By JoliAmour DuBose-Morris/Style Caster

Whitney Houston has been a silent (or rather, boisterous because of her musical capabilities) member of my family for many years. “I Didn’t Know My Own Strength,” was my mother’s fighting song for those gloomier days. I grew up singing “Million Dollar Bill,” in the kitchen and using “Greatest Love of All” as my karaoke song. My sister would paint in her sketchbook for hours, replaying “How Will I Know” and the performance of “The Star-Spangled Banner” with the singer dressed in all white and red will never leave my list of ‘Recently Watched.’ I even mimic the way her hands come up as she clings to her last high note. She was a great mirage of what it meant to be a Black woman, as she emboldened both the privileges and hardships of being such.
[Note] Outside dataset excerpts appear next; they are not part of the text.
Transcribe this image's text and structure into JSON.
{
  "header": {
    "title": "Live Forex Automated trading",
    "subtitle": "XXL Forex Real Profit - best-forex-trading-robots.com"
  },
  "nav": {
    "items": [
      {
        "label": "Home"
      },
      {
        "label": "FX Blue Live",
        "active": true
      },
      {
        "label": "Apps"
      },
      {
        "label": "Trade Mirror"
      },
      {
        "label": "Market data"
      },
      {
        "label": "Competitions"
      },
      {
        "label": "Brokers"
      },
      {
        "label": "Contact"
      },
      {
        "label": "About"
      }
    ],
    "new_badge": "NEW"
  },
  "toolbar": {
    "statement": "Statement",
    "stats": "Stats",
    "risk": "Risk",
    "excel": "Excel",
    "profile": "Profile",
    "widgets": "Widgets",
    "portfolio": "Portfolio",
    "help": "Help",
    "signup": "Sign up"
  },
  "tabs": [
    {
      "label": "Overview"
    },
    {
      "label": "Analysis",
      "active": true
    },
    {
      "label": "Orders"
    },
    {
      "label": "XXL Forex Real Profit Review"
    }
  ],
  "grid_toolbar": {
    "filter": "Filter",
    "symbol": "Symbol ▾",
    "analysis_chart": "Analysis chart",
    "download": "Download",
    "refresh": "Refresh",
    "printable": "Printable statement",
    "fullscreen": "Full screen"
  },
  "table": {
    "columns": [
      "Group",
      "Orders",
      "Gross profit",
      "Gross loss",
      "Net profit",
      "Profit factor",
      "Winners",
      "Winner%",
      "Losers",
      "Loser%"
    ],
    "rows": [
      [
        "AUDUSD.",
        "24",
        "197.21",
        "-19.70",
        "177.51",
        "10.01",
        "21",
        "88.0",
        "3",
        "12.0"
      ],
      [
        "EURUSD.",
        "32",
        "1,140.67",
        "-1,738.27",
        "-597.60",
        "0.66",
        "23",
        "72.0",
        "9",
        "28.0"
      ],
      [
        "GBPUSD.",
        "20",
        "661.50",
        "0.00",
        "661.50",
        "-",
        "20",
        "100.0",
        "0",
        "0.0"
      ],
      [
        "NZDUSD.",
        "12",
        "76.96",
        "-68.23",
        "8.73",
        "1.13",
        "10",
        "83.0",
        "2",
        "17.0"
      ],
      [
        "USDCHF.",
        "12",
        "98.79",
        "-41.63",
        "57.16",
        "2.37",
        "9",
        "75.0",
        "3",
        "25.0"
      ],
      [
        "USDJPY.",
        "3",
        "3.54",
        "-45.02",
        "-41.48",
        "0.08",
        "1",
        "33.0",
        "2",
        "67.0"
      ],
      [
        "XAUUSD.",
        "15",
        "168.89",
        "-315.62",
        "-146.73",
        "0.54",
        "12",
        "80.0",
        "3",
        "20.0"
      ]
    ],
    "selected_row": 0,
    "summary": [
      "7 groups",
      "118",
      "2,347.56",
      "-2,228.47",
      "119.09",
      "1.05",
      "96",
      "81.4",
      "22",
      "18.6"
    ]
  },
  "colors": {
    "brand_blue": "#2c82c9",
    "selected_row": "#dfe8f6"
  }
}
Image: Emily Aragones © 2021 CTMG, Inc.
Image: Emily Aragones © 2021 CTMG, Inc.

In the past, films have characterized Whitney as a victim in her own life. Her talent was so abundant and so immensely bright that anyone who challenged her personally was an automatic iceberg looking to sink her soaring ship. So when I watched the trailer for I Wanna Dance with Somebody, the biopic of Whitney’s life released in December 2022, I was intrigued by how the film, directed by Kasi Lemmons, was looking to redirect her story.

Known as “The Voice” and “Pop’s Princess”, these monikers exemplified the autonomy Whitney seemingly wasn’t allowed to have as a human being. Once her gifts were put on display, the privacy, empathy and understanding to which she was indebted were continuously exchanged for compliments, fame and glory.